Foreign Policy Blogs

A Rose By Any Other Name . . . Would Apparently Anger Some White South Africans

A couple of weeks back I wrote about controversy over the renaming of the South African town of Louis Trichardt.  It seemed obvious to me that a country that had so long seen the majority population trampled under the foot of the white minority ought to have the fairly fundamental right to reclaim the naming rights of the country's towns, cities, and institutions. Some members of the formerly privileged population disagree.

The naming controversy is back in the news. This time the issue is the South African Broadcasting Corporation's (SABC's) running of ads  referring to “Tshwane,” an African name meaning “We Are All One,” and by which the municipality (but not the city proper) of Pretoria has also been known for some time now, as Africa's leading capital.
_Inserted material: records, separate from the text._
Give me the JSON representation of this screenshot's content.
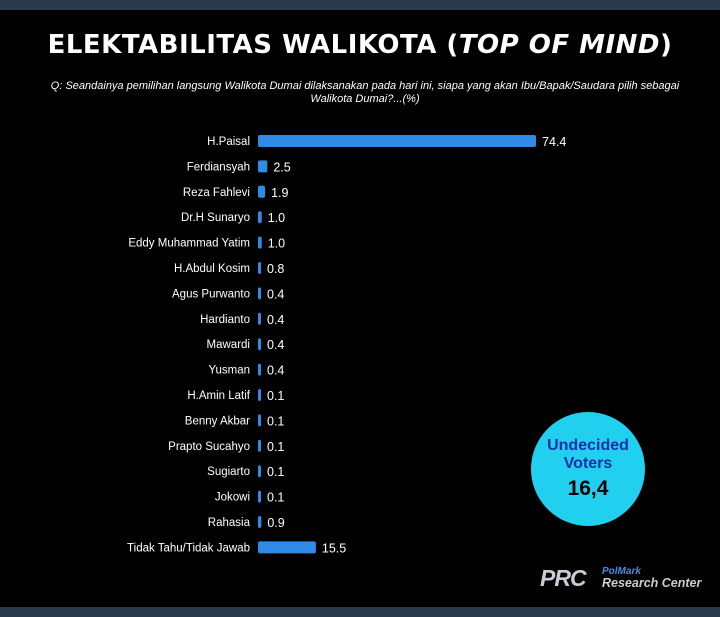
{
  "title": {
    "part1": "ELEKTABILITAS ",
    "part2": "WALIKOTA",
    "part3": " (",
    "part4": "TOP OF MIND",
    "part5": ")"
  },
  "question": "Q:  Seandainya pemilihan langsung Walikota Dumai dilaksanakan pada hari ini, siapa yang akan Ibu/Bapak/Saudara  pilih sebagai Walikota Dumai?...(%)",
  "chart_data": {
    "type": "bar",
    "orientation": "horizontal",
    "categories": [
      "H.Paisal",
      "Ferdiansyah",
      "Reza Fahlevi",
      "Dr.H Sunaryo",
      "Eddy Muhammad Yatim",
      "H.Abdul Kosim",
      "Agus Purwanto",
      "Hardianto",
      "Mawardi",
      "Yusman",
      "H.Amin Latif",
      "Benny Akbar",
      "Prapto Sucahyo",
      "Sugiarto",
      "Jokowi",
      "Rahasia",
      "Tidak Tahu/Tidak Jawab"
    ],
    "values": [
      74.4,
      2.5,
      1.9,
      1.0,
      1.0,
      0.8,
      0.4,
      0.4,
      0.4,
      0.4,
      0.1,
      0.1,
      0.1,
      0.1,
      0.1,
      0.9,
      15.5
    ],
    "value_labels": [
      "74.4",
      "2.5",
      "1.9",
      "1.0",
      "1.0",
      "0.8",
      "0.4",
      "0.4",
      "0.4",
      "0.4",
      "0.1",
      "0.1",
      "0.1",
      "0.1",
      "0.1",
      "0.9",
      "15.5"
    ],
    "bar_color": "#2f8be6",
    "grid": false,
    "legend": "none"
  },
  "badge": {
    "text": "Undecided Voters",
    "value": "16,4",
    "color": "#21d0ef"
  },
  "logo": {
    "mark": "PRC",
    "line1": "PolMark",
    "line2": "Research Center"
  }
}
The complainants in this case are from AfriForum, which represents itself as a civil rights organization for minorities, which means for South Africa's whites, that is affiliated with the equally white-dominated union “Solidarity.” (Enjoy, if that is the word, their website here.) Color me dubious about AfriForum, a group that grabbed the mantel of protector of civil rights only well after the demise of one of the least-civil rights oriented governments in modern history finally gave way to multi-racial democracy. The AfriForum staff is all white, and among their many complaints with the current dispensation are as follows: “Specific problem areas, e.g. the government's growing obsession with race, political interference in sport, race-based welfare subsidies, crime and the ill-considered changing of some place names will receive attention.”

Let's forget the irony of  white South Africans of a certain age lamenting an obsession with race for a moment. Let's instead keep in mind that the race obsession of arguably the most race-obsessed regime in human history necessitated serious attempts at transformation in sport, in welfare policies, and in the rest of South African life, and that crime is a function of poverty as much as anything, and that poverty was pretty much built into the apartheid system. As for the “ill-considered changing of some place names,” this is only a viable complaint if you sincerely believe that an overwhelmingly African country ought to continue on with names imposed by a white master class, indeed that whites are entitled to prevail when it comes to place naming. That is, suffice it to say, a peculiar (and rather self-serving) rationalization.

AfriForum might seem more sympathetic if it appeared to be trying to cross racial lines in a country so historically beset by racial division overwhelmingly fomented by the white minority. Instead it just comes across as ranging between shrill and tone deaf. AfriForum is not racist, per se, from what I can tell, but its commitment to civil rights seems selective and at times nearly parodic.